The fact that government, on the face of it, is intent on entrenching more fiscal discipline in areas that have gotten out of hand, particularly on the consumption side, would also be encouraging. So, in the immediate investment horizon, there is nothing that is going to have a material effect on asset allocation.

Over the medium to longer term there are other implications. The fact that we now see an elevated level of government debt as opposed to what was presented in April is quite meaningful. It does suggest that interest costs are going to ramp up at a fairly rapid pace. So the risk of some form of outright fiscal crisis has clearly increased.

You also have to evaluate whether this intention to control the wage bill is likely to be achieved. And, clearly, if it becomes evident that it can’t be achieved, given that so much of the fiscal consolidation rests on that, then there would be some effect on asset allocation.

The minister made it clear that government is running out of time to implement on these things. There is a little bit of headroom to do something, but if you don’t implement, then these decisions will be taken away from you. The markets will be making those decisions, and all of this will be forced on you in a hurry. But I’m still not getting a sense that there is the right level of urgency.

Sanisha Packirisamy - Momentum Investments

The proof will be in the implementation pudding.

There is a lot of risk attached to how they are trying to achieve fiscal consolidation. By and large, it’s not by revenue increases. It is all coming through from the expenditure side.

When you dial down into that, a lot hinges on the wage bill, and there aren’t that many other levers to pull if that doesn’t materialise.

If you look at the numbers, the current year isn’t much of a surprise relative to what analysts were expecting. In some cases they are slightly better. But there is a slower pace of consolidation pencilled in after that, and that, together with implementation risk is what worries markets.

Down the line, there are longer-term fiscal risks and questions about how they are going to be funded. They brought up NHI (National Health Insurance) again, even though the healthcare budget will decline in real terms over the next three year. There is also a massive liability building in the Road Accident Fund. And you have massive risk sitting at municipal level

They have also extended the social relief grant, but come the end of January next year, the employment outlook is still going to look quite bleak. How are we going to support the livelihoods of those that have been heavily reliant on these grants? There are calls for a basic income grant, but that means additional expenditure.

These are big funding pressures in terms of expenditures long term, and those haven’t been addressed. So, not only we sitting with shorter and medium-term fiscal risks, but also longer-term risks. We may get some colour on this next year. But I think that will be quite key.

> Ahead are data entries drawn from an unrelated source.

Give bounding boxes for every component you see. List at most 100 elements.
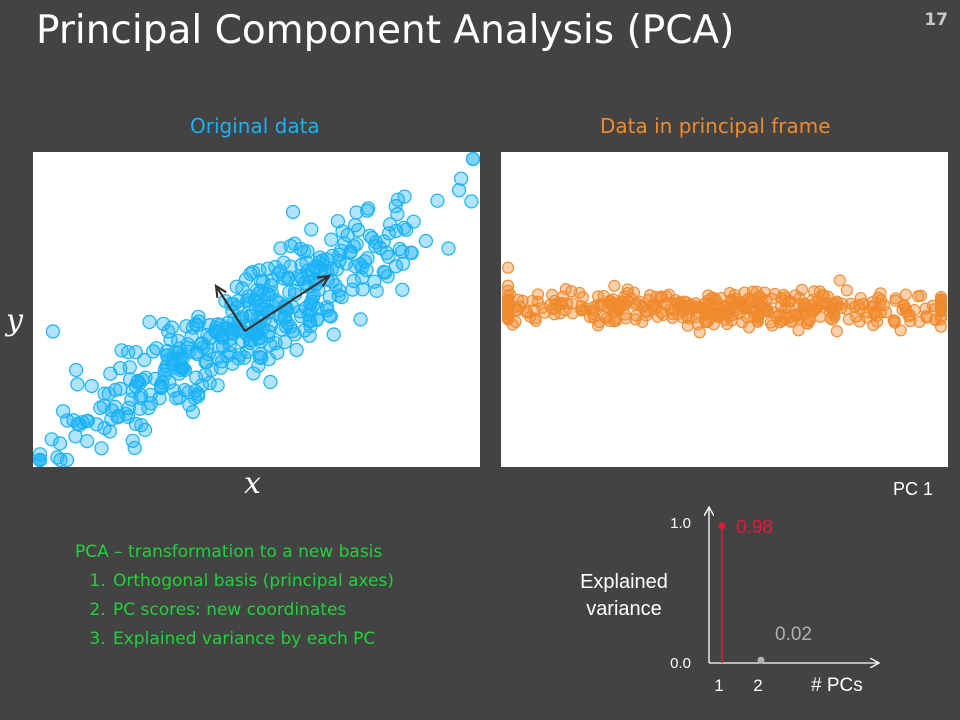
- pc-point: [742, 321, 756, 334]
- explained-variance-chart: Explained variance 0.0 1.0 0.98 1 0.02 2 # PCs: [580, 500, 950, 696]
- pc-point: [501, 284, 515, 297]
- data-point: [142, 314, 157, 330]
- data-point: [397, 189, 412, 204]
- ev-ylabel-line1: Explained: [580, 571, 668, 593]
- ev-point-2: [757, 656, 765, 664]
- pc-point: [587, 311, 600, 324]
- data-point: [298, 300, 314, 315]
- data-point: [209, 324, 224, 339]
- pc-point: [866, 296, 879, 309]
- pc-point: [646, 298, 659, 311]
- data-point: [294, 257, 309, 273]
- data-point: [261, 352, 276, 367]
- data-point: [202, 375, 217, 391]
- pc-point: [840, 284, 853, 297]
- data-point: [159, 359, 174, 374]
- data-point: [149, 341, 164, 356]
- data-point: [198, 355, 213, 370]
- data-point: [353, 312, 368, 327]
- data-point: [331, 288, 346, 303]
- pc-point: [725, 293, 738, 307]
- data-point: [302, 313, 317, 329]
- data-point: [395, 282, 410, 297]
- data-point: [283, 259, 298, 274]
- pca-notes: PCA – transformation to a new basis Orth…: [75, 538, 394, 654]
- data-point: [381, 249, 396, 265]
- pc-point: [833, 274, 846, 287]
- data-point: [172, 362, 188, 377]
- data-point: [222, 332, 237, 347]
- data-point: [89, 417, 104, 432]
- data-point: [52, 436, 68, 451]
- principal-frame-plot: [501, 152, 948, 467]
- pc-point: [768, 287, 781, 300]
- data-point: [464, 194, 479, 209]
- data-point: [102, 424, 118, 439]
- page-number: 17: [924, 10, 948, 30]
- pc1-arrow-head: [316, 274, 332, 287]
- principal-axes-arrows: [214, 274, 332, 332]
- data-point: [302, 328, 317, 343]
- ev-category-1: 1: [714, 676, 723, 695]
- data-point: [72, 417, 87, 432]
- pc-point: [760, 294, 773, 307]
- data-point: [137, 352, 152, 368]
- data-point: [180, 337, 195, 352]
- data-point: [451, 183, 467, 198]
- data-point: [378, 265, 393, 280]
- pc-point: [874, 287, 887, 300]
- data-point: [243, 266, 258, 281]
- data-point: [121, 400, 137, 415]
- data-point: [80, 413, 95, 428]
- pc-point: [934, 291, 948, 304]
- data-point: [70, 377, 85, 392]
- pc-point: [775, 291, 788, 305]
- principal-scatter: [501, 261, 948, 339]
- pc-point: [830, 325, 843, 338]
- pc-point: [867, 319, 880, 332]
- data-point: [53, 452, 68, 468]
- data-point: [252, 263, 267, 278]
- data-point: [329, 262, 344, 277]
- data-point: [376, 234, 391, 249]
- data-point: [246, 327, 261, 342]
- pc-point: [501, 299, 515, 312]
- ev-tick-0: 0.0: [670, 655, 691, 672]
- data-point: [330, 214, 345, 229]
- pc-point: [725, 314, 738, 327]
- notes-heading: PCA – transformation to a new basis: [75, 542, 383, 562]
- data-point: [172, 352, 187, 367]
- data-point: [392, 241, 407, 257]
- pc-point: [614, 298, 627, 312]
- pc-point: [655, 290, 668, 303]
- pc-point: [632, 295, 646, 308]
- data-point: [359, 262, 374, 278]
- data-point: [213, 360, 228, 375]
- pc-point: [899, 288, 912, 301]
- data-point: [229, 279, 244, 294]
- pc-point: [934, 320, 948, 333]
- data-point: [128, 416, 144, 432]
- pc-point: [894, 324, 907, 337]
- pc-point: [575, 300, 588, 313]
- data-point: [441, 241, 456, 256]
- data-point: [193, 337, 209, 352]
- data-point: [399, 222, 414, 237]
- pc-point: [848, 300, 861, 313]
- pc-point: [555, 296, 568, 310]
- original-data-plot: [32, 151, 481, 468]
- data-point: [246, 366, 261, 381]
- pc-point: [595, 298, 608, 311]
- data-point: [44, 432, 59, 447]
- notes-item: PC scores: new coordinates: [111, 596, 394, 625]
- data-point: [172, 390, 187, 405]
- pc-point: [559, 283, 572, 296]
- pc-point: [693, 326, 706, 339]
- pc-point: [816, 288, 829, 301]
- slide-title: Principal Component Analysis (PCA): [36, 8, 735, 53]
- pc-point: [912, 290, 925, 303]
- data-point: [254, 301, 269, 316]
- pc-point: [662, 288, 676, 301]
- pc-point: [934, 309, 948, 323]
- data-point: [369, 283, 384, 298]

The fact that South African is standing out from its peers, to the unfavourable side, does place us on a weaker footing. Even though the ratings agencies may give us the benefit of the doubt this time, the bias is definitely to the downside next year.

Isaah Mhlanga - Alexander Forbes Investments

The market has run out of patience.

There is nothing in the budget statement that really changes anything. In terms of debt issuance, national treasury is not changing anything.

From a messaging point of view, it seems slightly positive in terms of structural reform, and the promise of better growth eventually once the consolation is done. But a lot of it is really hedged on the reduction of the public sector wage bill.

In fact, I am tempted to believe that we are likely to see debt spiral much higher than 95.3% of GDP and the fiscal deficit widening to more than 14.6% because they are not going to achieve the public sector wage bill reduction.

Implementation remains the key issue. Our bond yields have widened significantly relative to other emerging markets. That just tells you that the market has run out of patience, and things are likely to worsen going forward because growth is not going to come any time soon.

The cuts in public wages remain unlikely because it is government up against the unions. Next year is a local government election and the unions are going to use that to force government’s hand.